Sueviota aethon, the grumpy dwarfgoby, is a species of goby endemic to the Red Sea, and can grow to 17 mm in length. It is closely related to members of the Eviota genus, possessing many similar characteristics such as morphology, ecology, and distribution.

== Characteristics ==
The grumpy dwarfgoby is characterized by its disgruntled expression and large canines which play a crucial role in its feeding habits, allowing it to effectively hunt small prey, as well as its bright red coloration which it uses to blend in with the surrounding environment.

== Behavior ==
Observations of the grumpy dwarfgoby indicate that it typically inhabits depths ranging from 10 to 30 m.
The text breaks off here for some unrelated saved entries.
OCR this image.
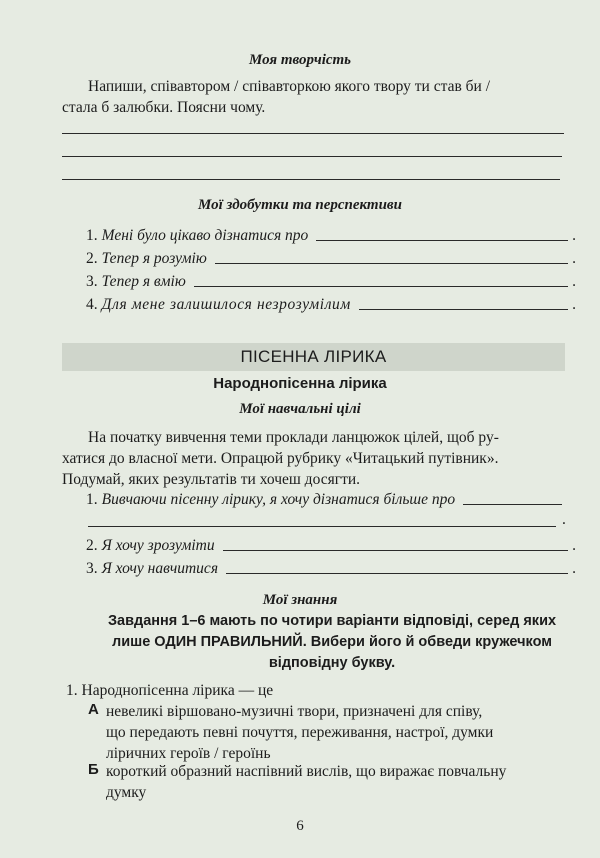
Моя творчість
Напиши, співавтором / співавторкою якого твору ти став би /
стала б залюбки. Поясни чому.
Мої здобутки та перспективи
1. Мені було цікаво дізнатися про	.
2. Тепер я розумію	.
3. Тепер я вмію	.
4. Для мене залишилося незрозумілим	.
ПІСЕННА ЛІРИКА
Народнопісенна лірика
Мої навчальні цілі
На початку вивчення теми проклади ланцюжок цілей, щоб ру-
хатися до власної мети. Опрацюй рубрику «Читацький путівник».
Подумай, яких результатів ти хочеш досягти.
1. Вивчаючи пісенну лірику, я хочу дізнатися більше про
.
2. Я хочу зрозуміти	.
3. Я хочу навчитися	.
Мої знання
Завдання 1–6 мають по чотири варіанти відповіді, серед яких
лише ОДИН ПРАВИЛЬНИЙ. Вибери його й обведи кружечком
відповідну букву.
1. Народнопісенна лірика — це
А невеликі віршовано-музичні твори, призначені для співу,
що передають певні почуття, переживання, настрої, думки
ліричних героїв / героїнь
Б короткий образний наспівний вислів, що виражає повчальну
думку
6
This depth range is where the fish finds shelter among the holes and crevices among the walls, and overhangs of coral reefs, as well as access to various food sources, such as tiny invertebrates, which it will capture using its large canines. However, it is noteworthy that a sample of the grumpy dwarfgoby has also been recorded at a depth of 53 m. This observation suggests that the species may survive in a broader range of underwater environments than previously thought. This fish appears to be a very rare species as it was discovered in 2024.

== Similarities to other species ==
Sueviota aethon most closely resembles Sueviota pyrios, a species found in the northern Red Sea's Gulf of Aqaba.